While “the work that Sandberg did is very compelling,” Bertrand said she is “more skeptical you can undo -- just with asking for more -- all the things we see in the data. It is much more complicated than women should be more aggressive and everything would work itself out.”

One study she co-wrote with Katz and Claudia Goldin, also a Harvard economics professor, tracked the career paths of Chicago MBAs who graduated between 1990 and 2006. It found that women started with earnings averaging 88 percent of men in similar positions, with the gap quickly widening as the women took off work to become mothers, even for relatively short leaves. After a decade, their income amounted to just 55 percent of men’s.

“What explains this gap?” Bertrand said. “It is essentially children. Once children come in, these women slow down, they work fewer hours. It is hard to stay on the business- career track if you have taken time out.”

Change Culture

Her research suggests employers need to change workplace cultures and the government needs to strengthen its equal-pay laws, partly because “the notion of the pay gap getting larger as women’s careers progress is not unique to MBAs,” said Latifa Lyles, acting director for the women’s bureau at the U.S. Department of Labor.

The study reflects social norms that may be partly responsible in lowering women’s pay, said Bertrand, who is married and has two children, ages 3 and 6. In a separate report published in May, she and her co-authors found that couples have an aversion to a wife earning more than a husband -- so much so that when the wife’s salary approaches her husband’s, it can result in reducing her labor-force participation and marriage satisfaction and creates a higher likelihood of divorce.

Surveys suggest most women can’t “have it all,” Bertrand said. College-educated women with careers spent a larger share of their days “unhappy, sad or stressed and tired” compared with mothers who stayed home, according to data she has studied.

Stressed, Frustrated

Bertrand says “there is no doubt” she is sometimes “stressed and frustrated” balancing her career and family, even though she’s had a nanny for the past six years.

“I have two kids, so I do lots of kids’ stuff; I watch kids’ movies,” she said. “The only thing I have tried to keep on doing, but that has been kind of crushed, is cooking because that is something I really like.”

She says she spends two days a week in class, two days with research and a day editing an economic journal during the quarters when she teaches. “A smaller and smaller part of my time is spent is research, unfortunately.”

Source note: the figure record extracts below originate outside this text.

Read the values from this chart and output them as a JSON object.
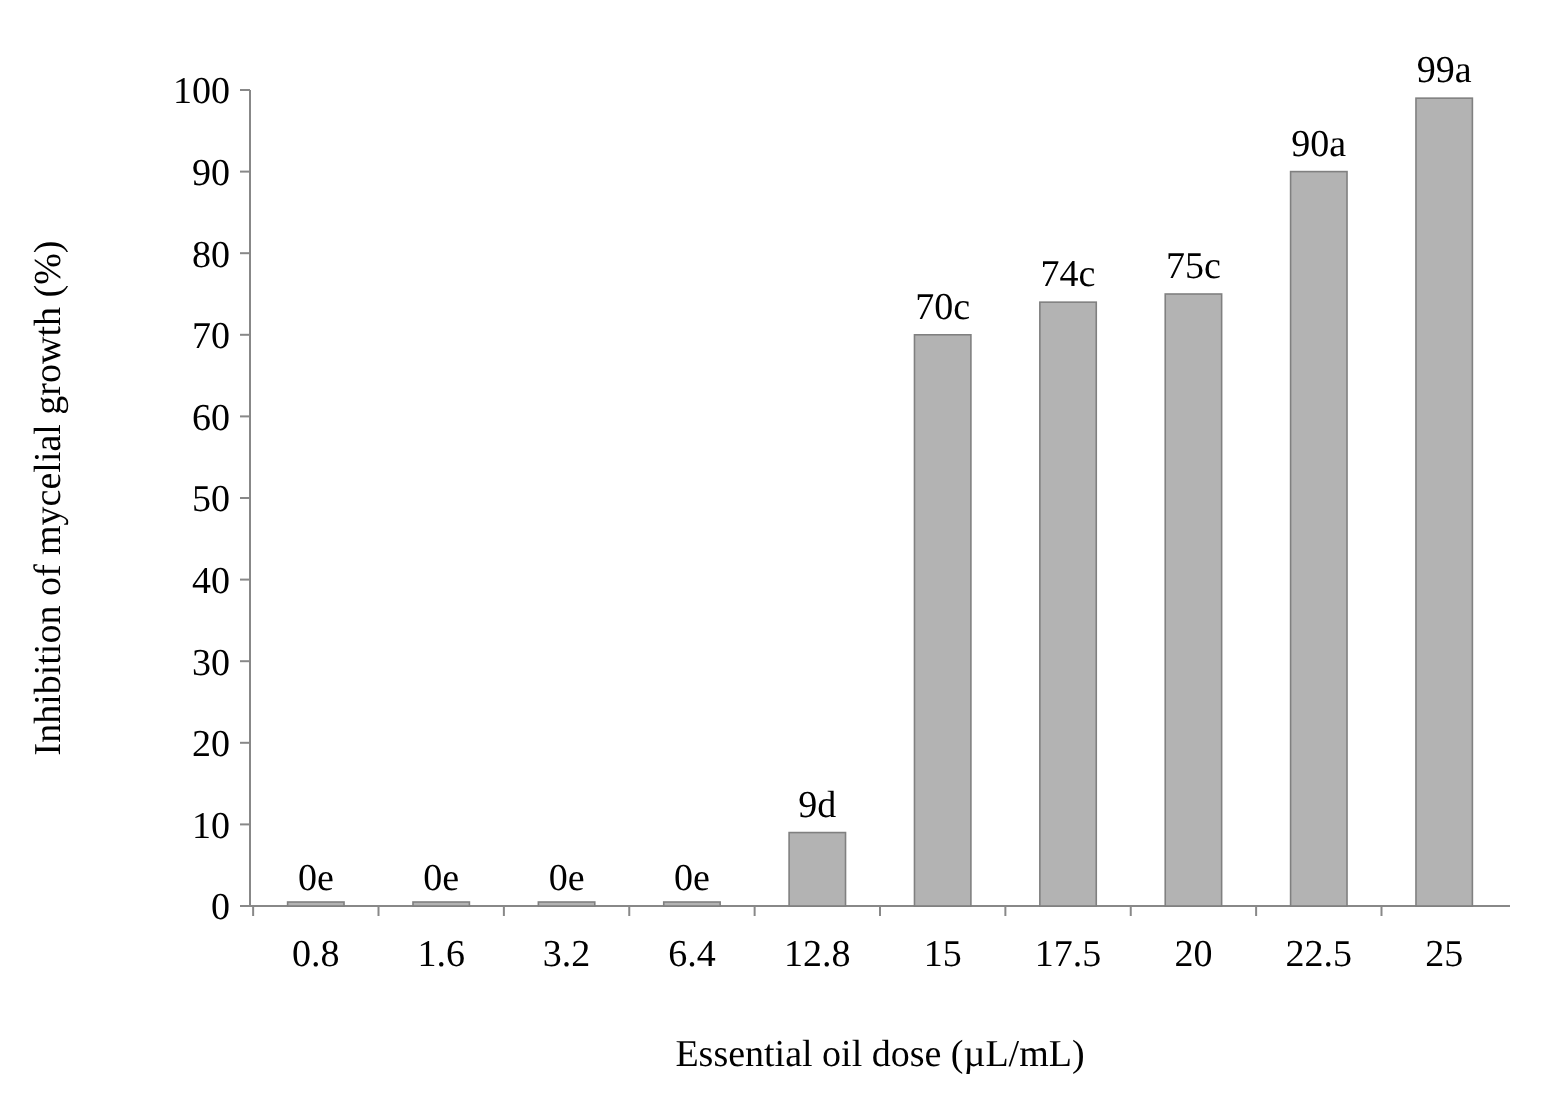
{
  "chart_data": {
    "type": "bar",
    "xlabel": "Essential oil dose (µL/mL)",
    "ylabel": "Inhibition of mycelial growth (%)",
    "categories": [
      "0.8",
      "1.6",
      "3.2",
      "6.4",
      "12.8",
      "15",
      "17.5",
      "20",
      "22.5",
      "25"
    ],
    "values": [
      0,
      0,
      0,
      0,
      9,
      70,
      74,
      75,
      90,
      99
    ],
    "value_labels": [
      "0e",
      "0e",
      "0e",
      "0e",
      "9d",
      "70c",
      "74c",
      "75c",
      "90a",
      "99a"
    ],
    "color": "#b3b3b3",
    "ylim": [
      0,
      100
    ],
    "yticks": [
      0,
      10,
      20,
      30,
      40,
      50,
      60,
      70,
      80,
      90,
      100
    ],
    "grid": false
  }
}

While Bertrand says she’s never faced gender discrimination, she sees its effect in her classroom: Females participate less. In a recent elective course -- “The Firm and the Non-Market Environment” on how companies confront outside forces such as regulation, the press and interest groups -- Bertrand went over cases involving BP Plc and Royal Dutch Shell Plc. She tossed out questions on their crisis management and studiously avoided showing how she felt.

Speak Up

During a 15-minute break in one class, she urged two Chinese women, who hadn’t contributed to the discussion, to speak up in the second half. More than 30 percent of her students are women and about the same proportion are foreign.

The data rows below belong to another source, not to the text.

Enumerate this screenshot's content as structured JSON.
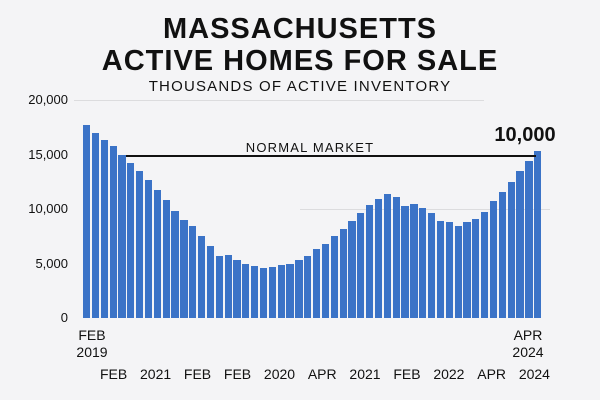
{
  "chart_data": {
    "type": "bar",
    "title": "MASSACHUSETTS ACTIVE HOMES FOR SALE",
    "title_lines": [
      "MASSACHUSETTS",
      "ACTIVE HOMES FOR SALE"
    ],
    "subtitle": "THOUSANDS OF ACTIVE INVENTORY",
    "xlabel": "",
    "ylabel": "",
    "ylim": [
      0,
      20000
    ],
    "yticks": [
      "20,000",
      "15,000",
      "10,000",
      "5,000",
      "0"
    ],
    "x_start_label": [
      "FEB",
      "2019"
    ],
    "x_end_label": [
      "APR",
      "2024"
    ],
    "x_bottom_labels": [
      "FEB",
      "2021",
      "FEB",
      "FEB",
      "2020",
      "APR",
      "2021",
      "FEB",
      "2022",
      "APR",
      "2024"
    ],
    "values": [
      17700,
      17000,
      16300,
      15800,
      15000,
      14200,
      13500,
      12700,
      11700,
      10800,
      9800,
      9000,
      8400,
      7500,
      6600,
      5700,
      5800,
      5300,
      5000,
      4800,
      4600,
      4700,
      4900,
      5000,
      5300,
      5700,
      6300,
      6800,
      7500,
      8200,
      8900,
      9600,
      10400,
      10900,
      11400,
      11100,
      10300,
      10500,
      10100,
      9600,
      8900,
      8800,
      8400,
      8800,
      9100,
      9700,
      10700,
      11600,
      12500,
      13500,
      14400,
      15300
    ],
    "reference_line": {
      "label": "NORMAL MARKET",
      "value": 15000
    },
    "annotation": "10,000",
    "grid": true,
    "legend": null,
    "bar_color": "#3b73c7"
  }
}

“Non-Americans, especially in Asia, just don’t talk that much in class -- it is just not the norm,” she said. That reluctance could hamper careers and pay. “You can imagine some workplace where they are just going to have to be more vocal” or speak up to ask for a promotion.

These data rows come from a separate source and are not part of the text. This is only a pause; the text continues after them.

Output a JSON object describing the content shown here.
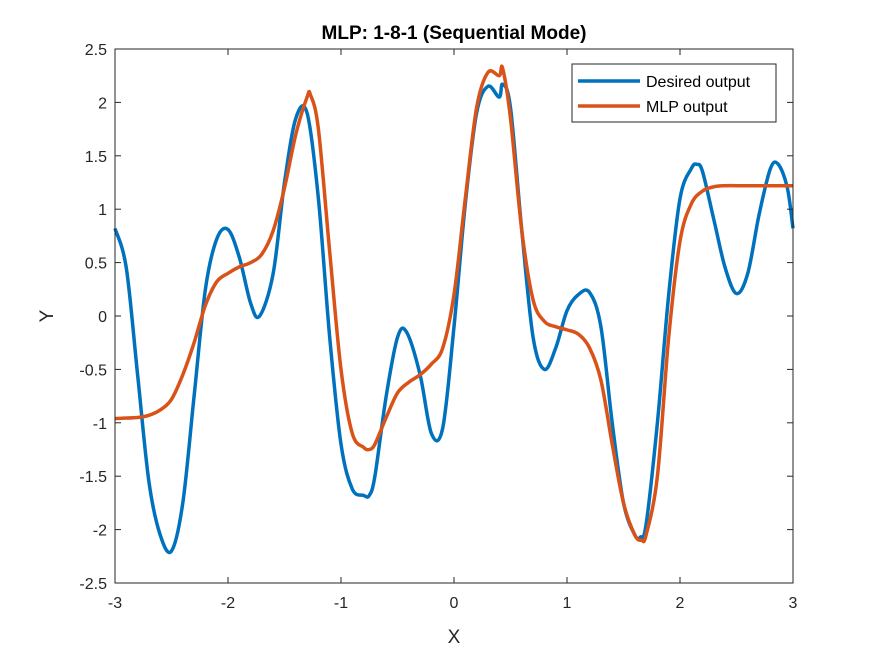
{
  "chart_data": {
    "type": "line",
    "title": "MLP: 1-8-1 (Sequential Mode)",
    "xlabel": "X",
    "ylabel": "Y",
    "xlim": [
      -3,
      3
    ],
    "ylim": [
      -2.5,
      2.5
    ],
    "xticks": [
      -3,
      -2,
      -1,
      0,
      1,
      2,
      3
    ],
    "xtick_labels": [
      "-3",
      "-2",
      "-1",
      "0",
      "1",
      "2",
      "3"
    ],
    "yticks": [
      -2.5,
      -2,
      -1.5,
      -1,
      -0.5,
      0,
      0.5,
      1,
      1.5,
      2,
      2.5
    ],
    "ytick_labels": [
      "-2.5",
      "-2",
      "-1.5",
      "-1",
      "-0.5",
      "0",
      "0.5",
      "1",
      "1.5",
      "2",
      "2.5"
    ],
    "grid": false,
    "legend_position": "top-right",
    "series": [
      {
        "name": "Desired output",
        "color": "#0072BD",
        "x": [
          -3.0,
          -2.9,
          -2.8,
          -2.7,
          -2.6,
          -2.5,
          -2.4,
          -2.3,
          -2.2,
          -2.1,
          -2.0,
          -1.9,
          -1.8,
          -1.72,
          -1.6,
          -1.5,
          -1.4,
          -1.3,
          -1.2,
          -1.1,
          -1.0,
          -0.9,
          -0.8,
          -0.75,
          -0.7,
          -0.6,
          -0.5,
          -0.42,
          -0.3,
          -0.2,
          -0.1,
          0.0,
          0.1,
          0.2,
          0.3,
          0.4,
          0.43,
          0.5,
          0.6,
          0.7,
          0.8,
          0.9,
          1.0,
          1.1,
          1.2,
          1.3,
          1.4,
          1.5,
          1.6,
          1.65,
          1.7,
          1.8,
          1.9,
          2.0,
          2.1,
          2.15,
          2.2,
          2.3,
          2.4,
          2.5,
          2.6,
          2.7,
          2.8,
          2.87,
          2.95,
          3.0
        ],
        "y": [
          0.82,
          0.45,
          -0.55,
          -1.55,
          -2.05,
          -2.2,
          -1.75,
          -0.75,
          0.25,
          0.72,
          0.81,
          0.55,
          0.12,
          0.0,
          0.4,
          1.25,
          1.85,
          1.9,
          1.1,
          -0.2,
          -1.2,
          -1.62,
          -1.68,
          -1.68,
          -1.5,
          -0.75,
          -0.2,
          -0.15,
          -0.55,
          -1.1,
          -1.05,
          -0.1,
          1.05,
          1.9,
          2.15,
          2.05,
          2.17,
          1.95,
          0.8,
          -0.2,
          -0.5,
          -0.3,
          0.05,
          0.2,
          0.22,
          -0.1,
          -1.0,
          -1.75,
          -2.05,
          -2.07,
          -1.95,
          -1.0,
          0.2,
          1.1,
          1.38,
          1.42,
          1.35,
          0.9,
          0.45,
          0.21,
          0.4,
          0.95,
          1.38,
          1.42,
          1.2,
          0.82
        ]
      },
      {
        "name": "MLP output",
        "color": "#D95319",
        "x": [
          -3.0,
          -2.8,
          -2.7,
          -2.6,
          -2.5,
          -2.4,
          -2.3,
          -2.2,
          -2.1,
          -2.0,
          -1.9,
          -1.8,
          -1.7,
          -1.6,
          -1.5,
          -1.4,
          -1.3,
          -1.27,
          -1.2,
          -1.1,
          -1.0,
          -0.9,
          -0.8,
          -0.75,
          -0.7,
          -0.6,
          -0.5,
          -0.4,
          -0.3,
          -0.2,
          -0.1,
          0.0,
          0.1,
          0.2,
          0.3,
          0.4,
          0.43,
          0.5,
          0.6,
          0.7,
          0.8,
          0.9,
          1.0,
          1.1,
          1.2,
          1.3,
          1.4,
          1.5,
          1.6,
          1.66,
          1.7,
          1.8,
          1.9,
          2.0,
          2.1,
          2.2,
          2.3,
          2.4,
          2.5,
          2.6,
          2.8,
          3.0
        ],
        "y": [
          -0.96,
          -0.95,
          -0.93,
          -0.88,
          -0.78,
          -0.55,
          -0.25,
          0.1,
          0.32,
          0.4,
          0.46,
          0.5,
          0.58,
          0.8,
          1.2,
          1.7,
          2.05,
          2.07,
          1.75,
          0.6,
          -0.5,
          -1.1,
          -1.23,
          -1.25,
          -1.2,
          -0.95,
          -0.72,
          -0.62,
          -0.55,
          -0.45,
          -0.3,
          0.2,
          1.1,
          1.95,
          2.28,
          2.25,
          2.32,
          1.85,
          0.8,
          0.15,
          -0.05,
          -0.1,
          -0.13,
          -0.17,
          -0.3,
          -0.6,
          -1.2,
          -1.75,
          -2.05,
          -2.1,
          -2.05,
          -1.5,
          -0.2,
          0.7,
          1.05,
          1.17,
          1.21,
          1.22,
          1.22,
          1.22,
          1.22,
          1.22
        ]
      }
    ]
  }
}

Bertrand says research on the “gender agenda” will be a focus in the coming year because she remains “excited” about it and has studies “in the pipeline.”

“She’s a rare economist who is not methodologically dogmatic” and can rely on existing data or set up her own experiment to address a question, said Robert Gertner, a deputy dean at the Booth School. “Her strength is identifying these very big trends that have disruptive effects and coming up with really good evidence of the complex ways in which people make decisions and behave.”